I design this on Illustrator and the design is about 8x10in or so. However, it’s taking 1:50 to complete. When I took the engraving part and only left the “5” to cut, was just a few seconds.
Is it possible that because it’s taking so long because there’s a white background, to which the laser doesn’t do anything but does go over it? or is it just that slow on anything engraving?
If it’s the background, any idea how to eliminate that purple square? (technically the purple square has a 3pt line around to engrave).
For a raster engrave the glowforge will scan each line from side to side. It does try to optimize and only go as far as it needs to in order to cover the etched areas. So a circle, for example will be shorter/quicker at the top and bottom than in the center. However, if your raster includes a box around it (ie not a separate score operation), it will scan every line completely. So the time taken will be independent of the content. It’ll just be number of lines * the time it takes to go from one side to the other and move to the new line.
The quickest way to speed this up is to reduce the engraved LPI using manual settings. It will also speed things up to score the border rather than include it in the raster, but not as much as reducing the LPI.
The purple square shows that the entire thing will be engraved, not just the words. I’m not sure what the file type is for the text, but if it’s a PNG you should save with a transparent background to remove the white. That’s the easiest way to solve it.
If you just want a thin line, you could score instead of engrave. Maybe you could score the whole text, if you have it in vector format (I’m guessing not, since the picture looks a bit blocky).
You can also give a little more width to that line by defocusing.

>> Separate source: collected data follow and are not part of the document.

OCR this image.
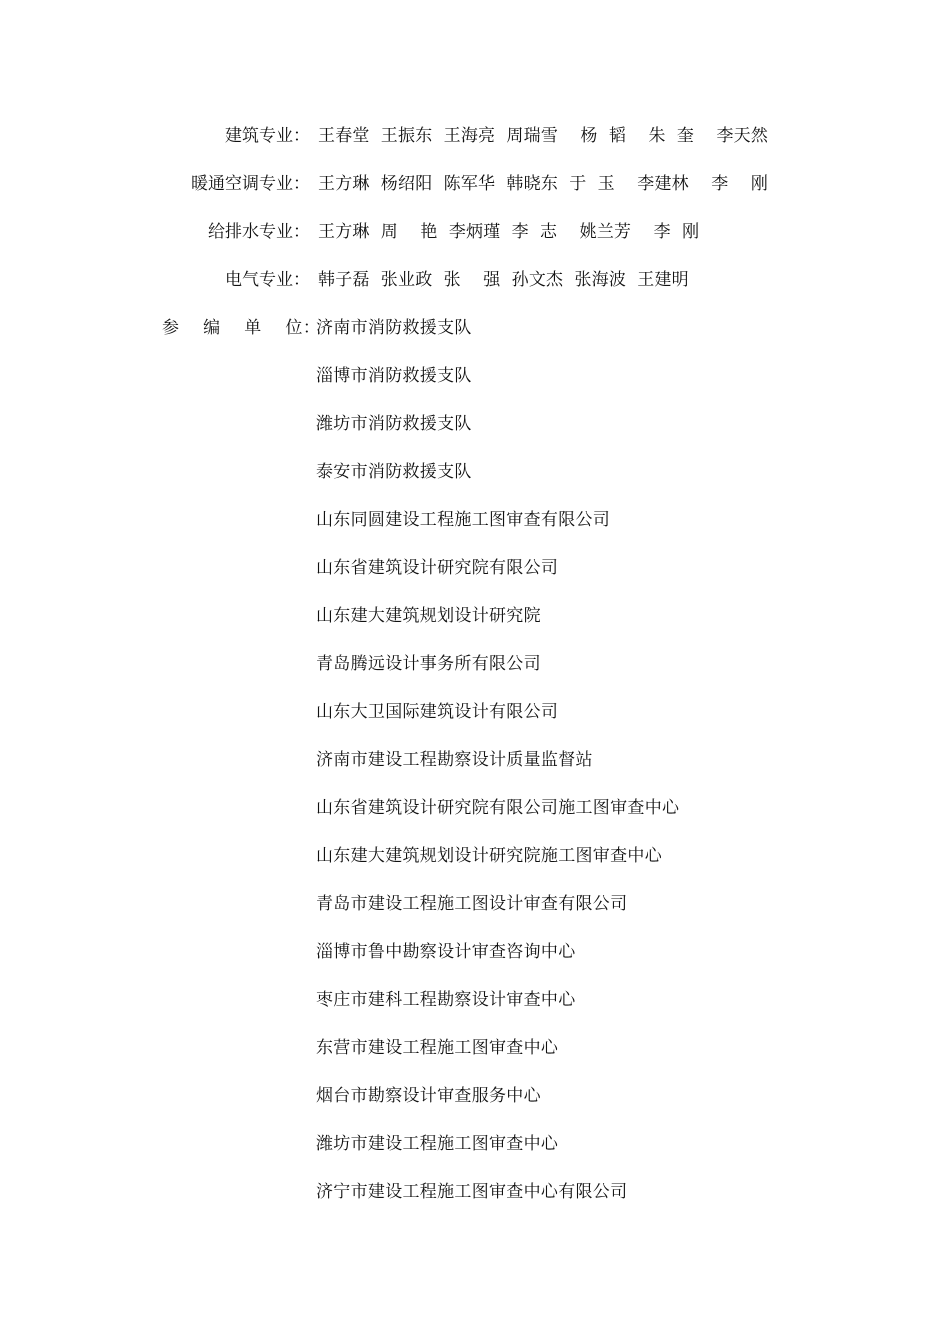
建筑专业： 王春堂  王振东  王海亮  周瑞雪    杨  韬    朱  奎    李天然
暖通空调专业： 王方琳  杨绍阳  陈军华  韩晓东  于  玉    李建林    李    刚
给排水专业： 王方琳  周    艳  李炳瑾  李  志    姚兰芳    李  刚
电气专业： 韩子磊  张业政  张    强  孙文杰  张海波  王建明
参    编    单    位：
济南市消防救援支队
淄博市消防救援支队
潍坊市消防救援支队
泰安市消防救援支队
山东同圆建设工程施工图审查有限公司
山东省建筑设计研究院有限公司
山东建大建筑规划设计研究院
青岛腾远设计事务所有限公司
山东大卫国际建筑设计有限公司
济南市建设工程勘察设计质量监督站
山东省建筑设计研究院有限公司施工图审查中心
山东建大建筑规划设计研究院施工图审查中心
青岛市建设工程施工图设计审查有限公司
淄博市鲁中勘察设计审查咨询中心
枣庄市建科工程勘察设计审查中心
东营市建设工程施工图审查中心
烟台市勘察设计审查服务中心
潍坊市建设工程施工图审查中心
济宁市建设工程施工图审查中心有限公司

I did that for a job that used score instead of engrave to speed everything up and once I found a good setting, it worked well.
I get that it treats the white as transparent and doesn’t actually mark the surface of the material, but when I process two versions of the same image (white background vs transparent background) there is a significant difference in engraving time. I just did a quick test to confirm and the solid white image took 11 minutes to do, the transparent version only 6 minutes. Am I the only one experiencing this?

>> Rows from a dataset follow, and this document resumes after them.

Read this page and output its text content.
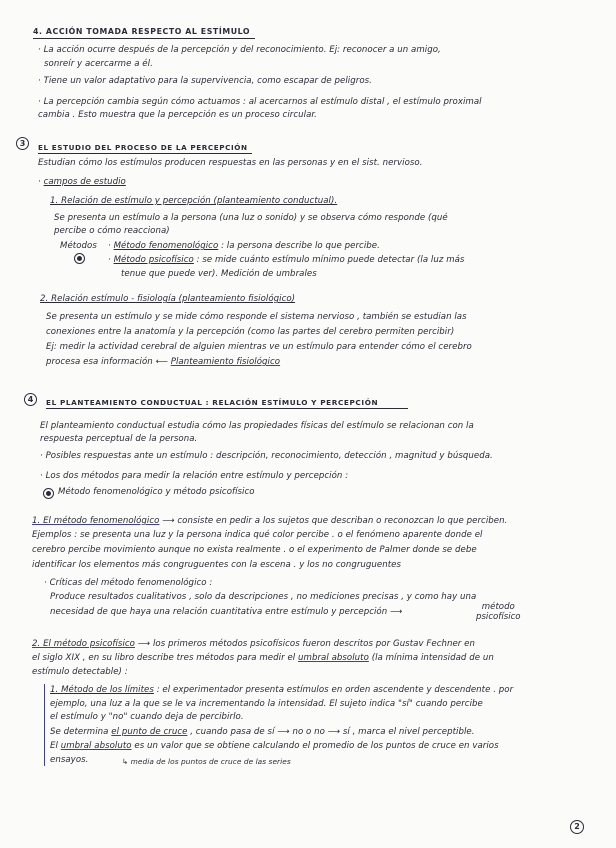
4. ACCIÓN TOMADA RESPECTO AL ESTÍMULO
· La acción ocurre después de la percepción y del reconocimiento. Ej: reconocer a un amigo,
sonreír y acercarme a él.
· Tiene un valor adaptativo para la supervivencia, como escapar de peligros.
· La percepción cambia según cómo actuamos : al acercarnos al estímulo distal , el estímulo proximal
cambia . Esto muestra que la percepción es un proceso circular.
3	EL ESTUDIO DEL PROCESO DE LA PERCEPCIÓN
Estudian cómo los estímulos producen respuestas en las personas y en el sist. nervioso.
· campos de estudio
1. Relación de estímulo y percepción (planteamiento conductual).
Se presenta un estímulo a la persona (una luz o sonido) y se observa cómo responde (qué
percibe o cómo reacciona)
Métodos · Método fenomenológico : la persona describe lo que percibe.
· Método psicofísico : se mide cuánto estímulo mínimo puede detectar (la luz más
tenue que puede ver). Medición de umbrales
2. Relación estímulo - fisiología (planteamiento fisiológico)
Se presenta un estímulo y se mide cómo responde el sistema nervioso , también se estudian las
conexiones entre la anatomía y la percepción (como las partes del cerebro permiten percibir)
Ej: medir la actividad cerebral de alguien mientras ve un estímulo para entender cómo el cerebro
procesa esa información ⟵ Planteamiento fisiológico
4	EL PLANTEAMIENTO CONDUCTUAL : RELACIÓN ESTÍMULO Y PERCEPCIÓN
El planteamiento conductual estudia cómo las propiedades físicas del estímulo se relacionan con la
respuesta perceptual de la persona.
· Posibles respuestas ante un estímulo : descripción, reconocimiento, detección , magnitud y búsqueda.
· Los dos métodos para medir la relación entre estímulo y percepción :
Método fenomenológico y método psicofísico
1. El método fenomenológico ⟶ consiste en pedir a los sujetos que describan o reconozcan lo que perciben.
Ejemplos : se presenta una luz y la persona indica qué color percibe . o el fenómeno aparente donde el
cerebro percibe movimiento aunque no exista realmente . o el experimento de Palmer donde se debe
identificar los elementos más congruguentes con la escena . y los no congruguentes
· Críticas del método fenomenológico :
Produce resultados cualitativos , solo da descripciones , no mediciones precisas , y como hay una
necesidad de que haya una relación cuantitativa entre estímulo y percepción ⟶	método
psicofísico
2. El método psicofísico ⟶ los primeros métodos psicofísicos fueron descritos por Gustav Fechner en
el siglo XIX , en su libro describe tres métodos para medir el umbral absoluto (la mínima intensidad de un
estímulo detectable) :
1. Método de los límites : el experimentador presenta estímulos en orden ascendente y descendente . por
ejemplo, una luz a la que se le va incrementando la intensidad. El sujeto indica "sí" cuando percibe
el estímulo y "no" cuando deja de percibirlo.
Se determina el punto de cruce , cuando pasa de sí ⟶ no o no ⟶ sí , marca el nivel perceptible.
El umbral absoluto es un valor que se obtiene calculando el promedio de los puntos de cruce en varios
ensayos.	↳ media de los puntos de cruce de las series
2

No – I’ve had the same experience. I now create a completely transparent background – and those where I didn’t, Ijust tell it to ignore the background “engrave”
If you have a 10" x 10" white-filled box with a 1" x 1" box to engrave in the middle, I believe if you turn the white to transparent, you end up with just a 1" x 1" box to engrave (and no 10" x 10" transparency).
Remove the white fill color inside the rectangle. (Just set it to none.) The Glowforge interface treats any vector Fill color as something to be engraved, even white fill color.
If you don’t want to cut the rectangle after removing the fill, convert it to a Score in the GFUI.
Here’s a little writeup that helps with setting up vector files for the Glowforge interface:
Here is a 5x5" white square with a 1x1" black square inside that is rasterized. As you can see on the layers palette on the left hand side, it is only one layer and one bitmap image.
The only thing the Glowforge cares about in a raster engrave is anything that is not 255, 255, 255 pure white.
As for the bounding box, I can make that any shape that I want and the Glowforge is going to ignore the white on the outside and take the shortest path across the X-axis that is possible.
Here is a 5x5" white square with a 1x1" square and then a triangle on top of the square. It’s a single raster image. Maybe it’s a bad builder trying to make a house.
Thank you for clearing it up. I didn’t do that test since I wasn’t near a computer. I just repeated what I thought others were saying. Shows the value of seeing for yourself.
Maybe the people who saw a difference didn’t use pure white.
I didn’t need to do so to prove it to myself. I mentioned this not long ago - as I was pleasantly surprised that the software was intelligent enough to ignore it/255,255,255 and create a shorter motion plan.
If you aren’t using a swatch or setting it to 255, 255, 255 it can be a little more difficult to get white. You only have to miss pure white by a hair and then you end up with a tint, shade or tone (yup, all different things).